Catchword: In published Shakespeare plays in earlier times, a single word on the bottom of the right side of every page. This word was the first word appearing on the next page.
Chorus: The chorus was a single person who recited a prologue before Act I (and sometimes a passage between acts) in Henry V, Henry VIII, Troilus and Cressida, and Romeo and Juliet. Generally, the chorus informed the audience of action offstage or outside the time frame of the play.
Dramatis Personae: List of the characters in a play. Such a list is found at the beginning of each Shakespeare play. 
Enter: Stage direction indicating the entrance onto the stage of a character or characters.
Epilogue: Short address spoken by an actor at the end of a play that comments on the meaning of the events in the play or looks ahead to expected events; an afterword in any literary work.
Excursion: Stage direction indicating that a military attack is taking place. The opening of Scene II in Act III of King John contains such a stage direction. 
Exeunt: Stage direction indicating the departure of two or more characters from the stage.
Exit: Stage direction indicating the departure of a character from the stage.
Flourish: Music usually introducing the entrance or exit of a king or another important person. The music may consist of a short trumpet passage. 
Fair Copy: Play manuscript after it has been edited. 
Foul Papers: Original manuscript of a playwright which was later edited.
Gallery: Roofed seating area of a theatre, such as the Globe, that resembled the grandstand of a baseball park. The Globe had three galleries that could accommodate 2,000 to 3,000 playgoers.

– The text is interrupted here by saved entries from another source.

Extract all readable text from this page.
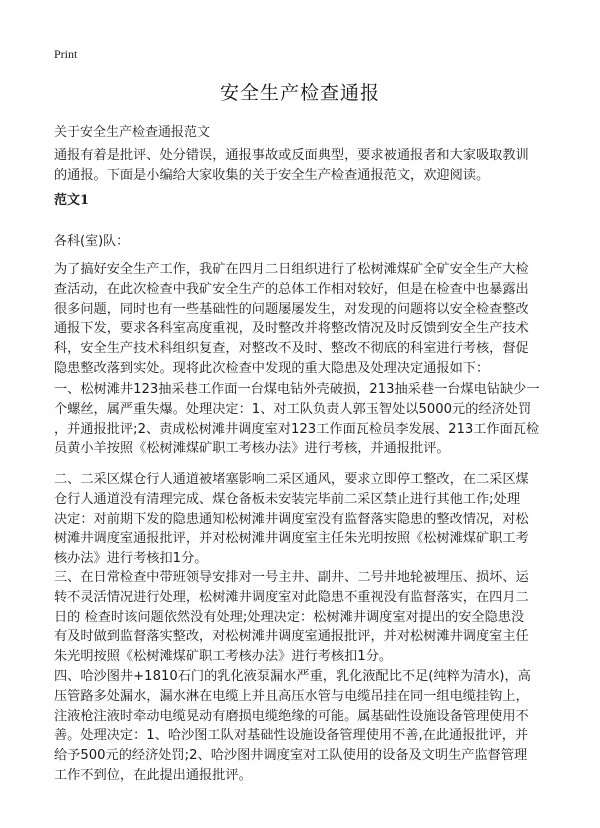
Print
安全生产检查通报
关于安全生产检查通报范文
通报有着是批评、处分错误，通报事故或反面典型，要求被通报者和大家吸取教训
的通报。下面是小编给大家收集的关于安全生产检查通报范文，欢迎阅读。
范文1
各科(室)队：
为了搞好安全生产工作，我矿在四月二日组织进行了松树滩煤矿全矿安全生产大检
查活动，在此次检查中我矿安全生产的总体工作相对较好，但是在检查中也暴露出
很多问题，同时也有一些基础性的问题屡屡发生，对发现的问题将以安全检查整改
通报下发，要求各科室高度重视，及时整改并将整改情况及时反馈到安全生产技术
科，安全生产技术科组织复查，对整改不及时、整改不彻底的科室进行考核，督促
隐患整改落到实处。现将此次检查中发现的重大隐患及处理决定通报如下：
一、松树滩井123抽采巷工作面一台煤电钻外壳破损，213抽采巷一台煤电钻缺少一
个螺丝，属严重失爆。处理决定：1、对工队负责人郭玉智处以5000元的经济处罚
，并通报批评;2、责成松树滩井调度室对123工作面瓦检员李发展、213工作面瓦检
员黄小羊按照《松树滩煤矿职工考核办法》进行考核，并通报批评。
二、二采区煤仓行人通道被堵塞影响二采区通风，要求立即停工整改，在二采区煤
仓行人通道没有清理完成、煤仓备板未安装完毕前二采区禁止进行其他工作;处理
决定：对前期下发的隐患通知松树滩井调度室没有监督落实隐患的整改情况，对松
树滩井调度室通报批评，并对松树滩井调度室主任朱光明按照《松树滩煤矿职工考
核办法》进行考核扣1分。
三、在日常检查中带班领导安排对一号主井、副井、二号井地轮被埋压、损坏、运
转不灵活情况进行处理，松树滩井调度室对此隐患不重视没有监督落实，在四月二
日的 检查时该问题依然没有处理;处理决定：松树滩井调度室对提出的安全隐患没
有及时做到监督落实整改，对松树滩井调度室通报批评，并对松树滩井调度室主任
朱光明按照《松树滩煤矿职工考核办法》进行考核扣1分。
四、哈沙图井+1810石门的乳化液泵漏水严重，乳化液配比不足(纯粹为清水)，高
压管路多处漏水，漏水淋在电缆上并且高压水管与电缆吊挂在同一组电缆挂钩上，
注液枪注液时牵动电缆晃动有磨损电缆绝缘的可能。属基础性设施设备管理使用不
善。处理决定：1、哈沙图工队对基础性设施设备管理使用不善,在此通报批评，并
给予500元的经济处罚;2、哈沙图井调度室对工队使用的设备及文明生产监督管理
工作不到位，在此提出通报批评。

Hautboys: Stage direction indicating that entering characters are playing hautboys (OH bwah), which are Elizabethan oboes 
Induction: Preface or prelude to a play. The Taming of the Shrew contains an induction that precedes the main plot. 

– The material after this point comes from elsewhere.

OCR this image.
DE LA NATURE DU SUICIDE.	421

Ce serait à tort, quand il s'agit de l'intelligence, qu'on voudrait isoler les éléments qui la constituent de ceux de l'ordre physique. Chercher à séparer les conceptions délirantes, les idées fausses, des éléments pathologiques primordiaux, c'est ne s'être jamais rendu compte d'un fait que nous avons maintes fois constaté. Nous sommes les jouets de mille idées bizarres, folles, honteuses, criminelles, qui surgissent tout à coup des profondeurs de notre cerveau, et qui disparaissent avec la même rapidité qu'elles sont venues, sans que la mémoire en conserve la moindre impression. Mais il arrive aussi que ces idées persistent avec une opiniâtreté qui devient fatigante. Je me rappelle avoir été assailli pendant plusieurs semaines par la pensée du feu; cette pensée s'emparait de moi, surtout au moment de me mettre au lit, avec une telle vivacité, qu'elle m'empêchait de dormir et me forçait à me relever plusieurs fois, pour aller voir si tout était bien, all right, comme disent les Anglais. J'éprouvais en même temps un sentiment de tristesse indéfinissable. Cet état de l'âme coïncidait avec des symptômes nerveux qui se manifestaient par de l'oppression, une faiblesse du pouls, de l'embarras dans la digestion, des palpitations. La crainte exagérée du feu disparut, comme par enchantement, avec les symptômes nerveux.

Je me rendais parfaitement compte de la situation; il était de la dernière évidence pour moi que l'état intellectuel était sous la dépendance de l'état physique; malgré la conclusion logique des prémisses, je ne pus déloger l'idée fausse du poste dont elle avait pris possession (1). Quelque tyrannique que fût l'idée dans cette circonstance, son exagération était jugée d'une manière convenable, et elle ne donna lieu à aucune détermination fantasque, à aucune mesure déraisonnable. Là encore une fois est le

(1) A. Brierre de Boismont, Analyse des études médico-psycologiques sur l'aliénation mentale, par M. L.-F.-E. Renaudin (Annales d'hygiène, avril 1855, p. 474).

Master of Revels: Government censor who examined all plays for offensive material
Prologue: Introduction of a play. In Henry V, a chorus (one person) speaks a prologue that encourages the audience members to use their imaginations to create what an Elizabethan stage cannot: battlefields, clashing swords, the might of warriors. Shakespeare writes, "Think when we talk of horses, that you see them printing their proud hoofs i' the receiving earth."

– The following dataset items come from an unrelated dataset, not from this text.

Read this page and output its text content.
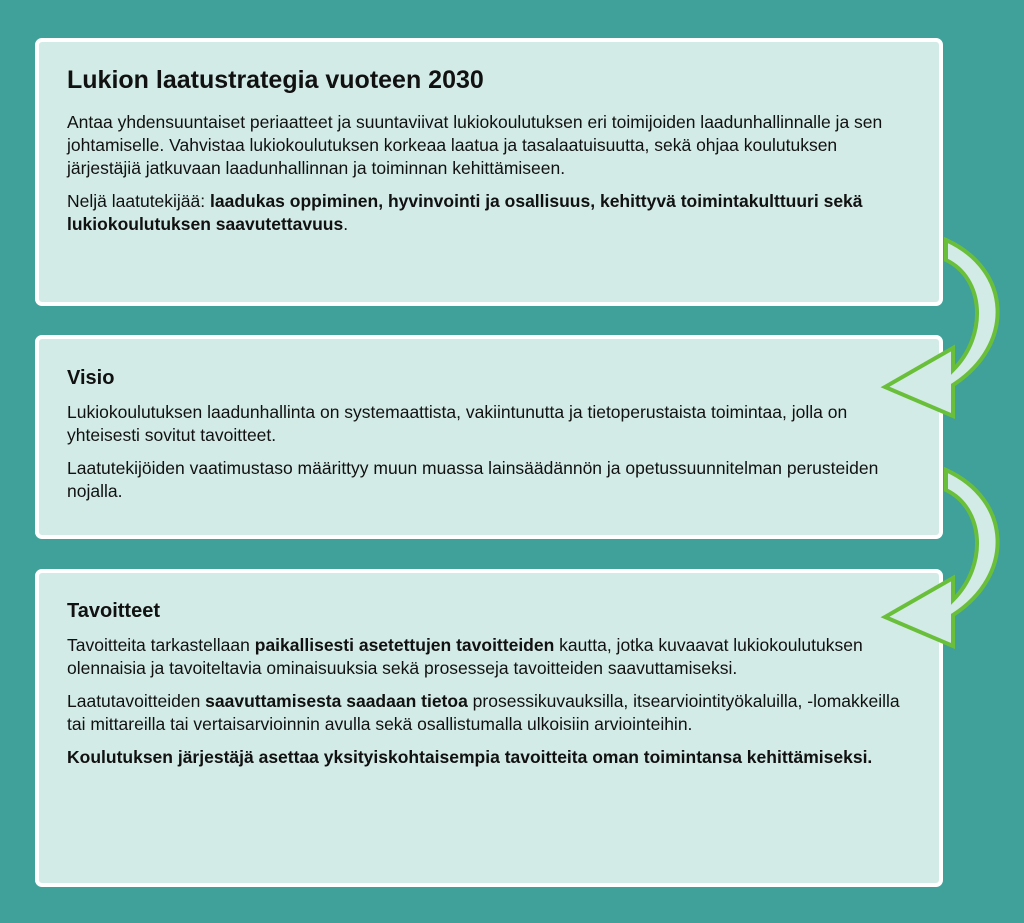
Lukion laatustrategia vuoteen 2030

Antaa yhdensuuntaiset periaatteet ja suuntaviivat lukiokoulutuksen eri toimijoiden laadunhallinnalle ja sen johtamiselle. Vahvistaa lukiokoulutuksen korkeaa laatua ja tasalaatuisuutta, sekä ohjaa koulutuksen järjestäjiä jatkuvaan laadunhallinnan ja toiminnan kehittämiseen.

Neljä laatutekijää: laadukas oppiminen, hyvinvointi ja osallisuus, kehittyvä toimintakulttuuri sekä lukiokoulutuksen saavutettavuus.

Visio

Lukiokoulutuksen laadunhallinta on systemaattista, vakiintunutta ja tietoperustaista toimintaa, jolla on yhteisesti sovitut tavoitteet.

Laatutekijöiden vaatimustaso määrittyy muun muassa lainsäädännön ja opetussuunnitelman perusteiden nojalla.

Tavoitteet

Tavoitteita tarkastellaan paikallisesti asetettujen tavoitteiden kautta, jotka kuvaavat lukiokoulutuksen olennaisia ja tavoiteltavia ominaisuuksia sekä prosesseja tavoitteiden saavuttamiseksi.

Laatutavoitteiden saavuttamisesta saadaan tietoa prosessikuvauksilla, itsearviointityökaluilla, -lomakkeilla tai mittareilla tai vertaisarvioinnin avulla sekä osallistumalla ulkoisiin arviointeihin.

Koulutuksen järjestäjä asettaa yksityiskohtaisempia tavoitteita oman toimintansa kehittämiseksi.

Promptbook or Prompt Copy: Edited version of a play in which an acting company inserted stage directions.
Re-Enter: Stage direction indicating the re-entrance onto the stage of a character or characters.
Scene: (1) Time and place of the action in a play; (2) part of an act in a play that usually takes place in one location.
Sennet: Trumpet flourish to introduce the entrance of a character, such as King Lear (Act 1).
Soliloquy: Long passage in which a character reveals his thoughts to the audience but not to other characters. Hamlet's famous "To be or not to be" speech is an example.
Solus: Stage direction indicating a character is alone on the stage.
Stationers' Register: Book in which the English government required printers to register the title of a play before the play was published. The full official name of the Stationers' Register was the Hall Book of the Worshipful Company of Stationers.
Tiring House: Dressing rooms of actors behind a wall at the back of the stage. To tire means to dress—that is, to attire oneself. Sometimes, the wall of the tiring house could stand as the wall of a fortress under siege.
Torches: Stage direction indicating that entering characters are carrying lit torches.
Within: Stage direction indicating that a person speaking or being spoken to is behind a door or inside a room.